Wednesday, August 6, 8:30
212-875-5600
www.filmlinc.com

ROOFTOP FILMS
Industry City roof and courtyard
220 36th St., Sunset Park
Thursday, August 7, live music 8:30, film screening 9:00
www.rooftopfilms.com
www.pulpthefilm.com

Florian Habicht’s Pulp: A Film About Life, Death & Supermarkets is a brilliant inside look at the long-lasting relationship between a band and its hometown. In December 2012, British alternative band Pulp returned to the place of its birth, the rugged, working-class city of Sheffield in the north of England, for what was being billed as its last-ever concert on dry land. Pulp frontman Jarvis Cocker hooked up with Habicht (Love Story, Woodenhead), conceiving a project in which the time and place, along with the fans, would be just as important as the band and its music, if not more so. In the nonchronological film, Habicht cuts between archival footage of Pulp, clips from the final concert, interviews on the street with old and young fans, and brief chats with Pulp tour manager Liam Rippon and the other band members: guitarist Mark Webber, keyboardist Candida Doyle, bassist Steve Mackey, and drummer Nick Banks, who are pretty much taking it all in stride. But at the center of it all is the soft-spoken, enigmatic Cocker, who founded Pulp back in 1978 when he was fifteen years old.

Habicht shows Cocker biking and driving through Sheffield, discussing his first job working for a fishmonger in a mall, and, most thrillingly, fixing a flat tire on his less-than-fancy car.

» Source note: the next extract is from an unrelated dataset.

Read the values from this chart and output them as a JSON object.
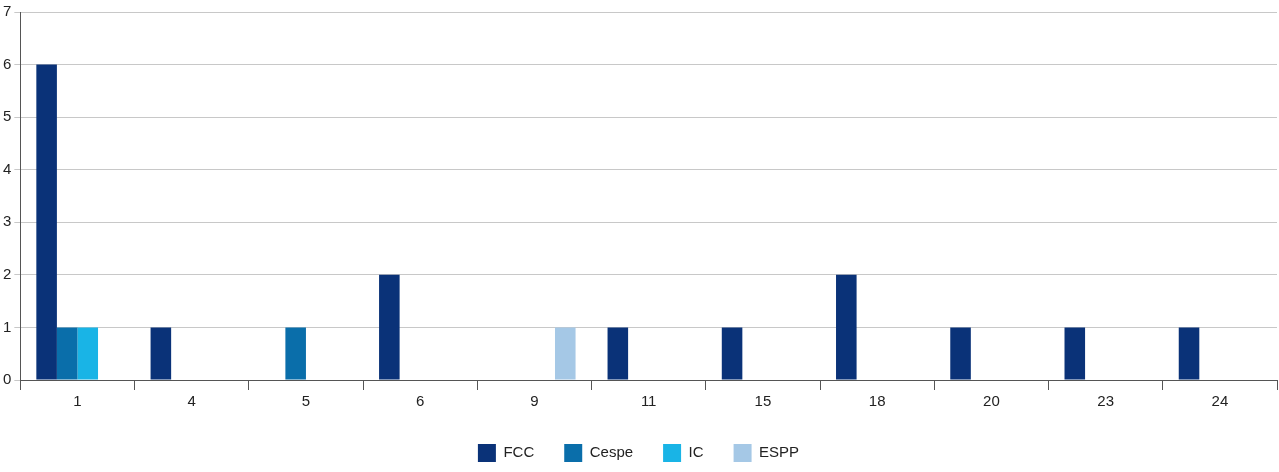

The theme song of the documentary is Pulp’s “Common People,” in which a woman tells Cocker, “I want to live like common people / I want to do whatever common people do / I want to sleep with common people / I want to sleep with common people like you.” Is it possible for a rock star to be “common people”? It doesn’t really matter as Cocker reestablishes his connection to Sheffield. “We stopped playing in 2001 or 2002 or whatever it was, and I did feel that the way it finished was kind of a bit, I don’t know, not right,” he says in the film. “It didn’t feel like a good ending. . . . So I know that tidying up isn’t the greatest rock-and-roll motivation, but I did want to kind of tidy things up and give the story a happy ending.” It is all very happy indeed, as Habicht also delves into such Pulp favorites as “This Is Hardcore” and “Help the Aged” as well as “Disco 2000,” “Underwear,” and “Sheffield: Sex City.” The band, which released seven studio albums during its career, from 1983’s It through 2001’s We Love Life, has no arguments or complaints, just positive attitudes that make Pulp a thoroughly exhilarating experience. The film opens in November but is having two special screenings this week, first as the closing-night selection of the “Sound + Vision” festival at Lincoln Center on August 6, followed by a Q&A with Habicht, then the next night at Industry City in Sunset Park as part of the annual summer Rooftop Films series, preceded by a live set by Mondo and followed by a Q&A with Cocker and Habicht and a Pulp karaoke contest that the two men will judge at the after-party.